CSA Shares, Hellwinckel's Hemp, Native Flowers, and Worm Castings

Thoughts on an Agrarian Future (by Chad)

Metro Pulse, Food, and Ownership

by Chad Hellwinckel

Last week the Metro Pulse was closed down by their corporate owners. The Metro Pulse was a popular weekly paper  in Knoxville. If you were cruising through downtown on any particular day, you could probably see several people on benches or in restaurant windows thumbing through the paper. Like most weeklies it had a focus on the city, its people and culture. It really has deepened our communal thought process and image of ourselves. Downtown development, the music scene, and even the local food scene would not be what it is without the Metro Pulse. Overall, it was loved by the people who live, work, and play here. But for reasons of profit, it was shut down without warning or even a ‘for sale’ sign.

     The whole ordeal has added up to a very good lesson in where to place your trust. Our community weekly was a dear enterprise of the city. But those who loved it and benefited from it did not possess it. We did not control it. We did not own it.
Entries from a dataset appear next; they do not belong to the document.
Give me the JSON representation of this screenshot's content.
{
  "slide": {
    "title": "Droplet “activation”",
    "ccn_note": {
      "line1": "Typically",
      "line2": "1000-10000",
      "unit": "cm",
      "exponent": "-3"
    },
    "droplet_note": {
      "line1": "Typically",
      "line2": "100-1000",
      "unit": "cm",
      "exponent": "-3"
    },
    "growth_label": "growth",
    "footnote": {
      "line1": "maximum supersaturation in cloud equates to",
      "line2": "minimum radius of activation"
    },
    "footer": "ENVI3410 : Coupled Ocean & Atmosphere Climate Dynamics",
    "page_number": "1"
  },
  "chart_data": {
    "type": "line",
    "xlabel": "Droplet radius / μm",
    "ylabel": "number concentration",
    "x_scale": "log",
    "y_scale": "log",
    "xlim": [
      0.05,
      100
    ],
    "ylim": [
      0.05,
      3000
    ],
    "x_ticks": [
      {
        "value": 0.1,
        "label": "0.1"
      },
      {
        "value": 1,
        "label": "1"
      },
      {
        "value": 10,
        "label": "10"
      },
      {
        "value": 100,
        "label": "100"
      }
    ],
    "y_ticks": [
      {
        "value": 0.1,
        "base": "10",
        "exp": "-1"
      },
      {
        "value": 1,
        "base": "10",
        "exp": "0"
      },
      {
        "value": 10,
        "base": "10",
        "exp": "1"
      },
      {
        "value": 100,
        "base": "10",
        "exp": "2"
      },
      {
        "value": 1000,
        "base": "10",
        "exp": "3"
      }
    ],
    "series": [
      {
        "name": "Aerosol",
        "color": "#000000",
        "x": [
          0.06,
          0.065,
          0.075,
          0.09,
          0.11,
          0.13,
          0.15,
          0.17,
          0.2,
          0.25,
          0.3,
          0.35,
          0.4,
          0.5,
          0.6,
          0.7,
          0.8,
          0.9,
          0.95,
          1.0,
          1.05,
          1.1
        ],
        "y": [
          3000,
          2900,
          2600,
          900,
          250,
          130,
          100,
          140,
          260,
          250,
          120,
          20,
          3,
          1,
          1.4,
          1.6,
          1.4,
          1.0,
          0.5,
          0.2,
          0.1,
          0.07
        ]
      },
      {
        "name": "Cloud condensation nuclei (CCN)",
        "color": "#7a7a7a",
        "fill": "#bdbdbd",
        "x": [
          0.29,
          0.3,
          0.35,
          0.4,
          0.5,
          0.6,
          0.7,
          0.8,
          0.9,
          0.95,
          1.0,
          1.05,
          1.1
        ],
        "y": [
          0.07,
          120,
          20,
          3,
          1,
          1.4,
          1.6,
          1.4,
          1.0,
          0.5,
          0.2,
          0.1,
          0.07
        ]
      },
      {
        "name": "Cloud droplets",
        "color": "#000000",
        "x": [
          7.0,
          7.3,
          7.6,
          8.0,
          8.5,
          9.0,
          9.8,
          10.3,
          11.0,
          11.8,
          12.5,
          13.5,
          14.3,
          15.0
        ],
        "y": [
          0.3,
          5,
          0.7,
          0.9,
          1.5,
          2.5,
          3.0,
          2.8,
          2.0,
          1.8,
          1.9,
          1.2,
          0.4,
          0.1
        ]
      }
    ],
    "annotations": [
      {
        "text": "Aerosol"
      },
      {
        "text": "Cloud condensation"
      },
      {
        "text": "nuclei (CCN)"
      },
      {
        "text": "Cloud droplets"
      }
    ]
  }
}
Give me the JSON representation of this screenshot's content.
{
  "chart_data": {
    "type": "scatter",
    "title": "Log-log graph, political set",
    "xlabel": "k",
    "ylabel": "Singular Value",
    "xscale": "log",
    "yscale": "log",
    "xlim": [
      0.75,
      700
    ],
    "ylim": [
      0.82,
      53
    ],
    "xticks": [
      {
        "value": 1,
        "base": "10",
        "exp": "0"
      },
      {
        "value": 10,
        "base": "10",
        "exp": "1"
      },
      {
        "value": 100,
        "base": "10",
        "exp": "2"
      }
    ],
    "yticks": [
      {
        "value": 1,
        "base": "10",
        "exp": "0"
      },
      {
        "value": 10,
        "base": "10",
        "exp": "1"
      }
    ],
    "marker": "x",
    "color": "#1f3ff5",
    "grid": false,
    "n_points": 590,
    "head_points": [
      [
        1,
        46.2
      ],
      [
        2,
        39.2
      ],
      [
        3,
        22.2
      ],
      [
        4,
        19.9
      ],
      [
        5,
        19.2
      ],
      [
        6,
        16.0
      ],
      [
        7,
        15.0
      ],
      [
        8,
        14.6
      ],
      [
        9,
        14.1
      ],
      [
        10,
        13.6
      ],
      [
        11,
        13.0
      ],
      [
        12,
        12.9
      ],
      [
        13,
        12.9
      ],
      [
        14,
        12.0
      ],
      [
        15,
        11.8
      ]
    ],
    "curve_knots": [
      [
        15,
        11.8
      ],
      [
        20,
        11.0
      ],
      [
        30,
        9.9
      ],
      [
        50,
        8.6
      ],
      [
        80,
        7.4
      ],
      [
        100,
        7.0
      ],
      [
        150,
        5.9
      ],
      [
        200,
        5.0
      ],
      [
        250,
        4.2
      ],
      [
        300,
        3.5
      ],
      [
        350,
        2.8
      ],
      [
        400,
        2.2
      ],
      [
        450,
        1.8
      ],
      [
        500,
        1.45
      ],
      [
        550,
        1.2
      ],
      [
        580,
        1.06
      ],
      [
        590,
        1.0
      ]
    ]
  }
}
     Now I’m thinking of food. Food is dear. Food is precious. We take it into our bodies. it keeps us alive, it becomes our body and mind. Pretty important stuff! Who owns it? Us? The community? Or the same types of entities that closed the Metro Pulse? Yes, if you buy food in a grocery store it was shipped there by corporate trucking companies, processed and boxed in corporate factories, possibly fed in a corporate CAFO, or maybe grown on a struggling 2000 acre family farm, leveraged in debt, dependent on government subsidized insurance, and selling bulk ‘commodities’ on the marketplace.

     This is nothing new. You’ve heard this all before. What is new to me is the insight. Our food supply is at the hands of the same system as the Metro Pulse was. There is no mission beyond the profit…beyond the stock market. If, for some reason, selling us food is not in the strategic interest of maximizing profit….well…it could go away as suddenly as the Metro Pulse was shutdown. 

     In the crash of 2008, a few box stores folded…like Staples. It got me wondering about Kroger. What if Kroger’s finance system got all clogged up? Things could close quickly. And what about all those financial agreements up the food chain from Kroger back to the farmer? Only money is the ‘glue’ that sticks it all together. If money goes away, or more realistically, gets jammed up real bad for awhile, well, there would be nothing sticking it together.

     Once again, this is nothing new. And once again, I want to re-iterate that just witnessing the Metro Pulse’s closing — the devastating rapidness of it–has made me ‘get it’ at a deeper level.  It ain’t just theoretical “what if..” scenarios! The reality of our relationships can manifest quickly. And that reality is that we have entrusted our food supply to a global money system beyond the control of individuals who care and know us.

     So as we are connecting ourselves to food with other ‘glue’, besides global corporate money, lets make sure we can trust that new glue.  Friendship. Human-scaled relationships. Mutual dependence. Lets keep it in the family and within a day’s wagon ride.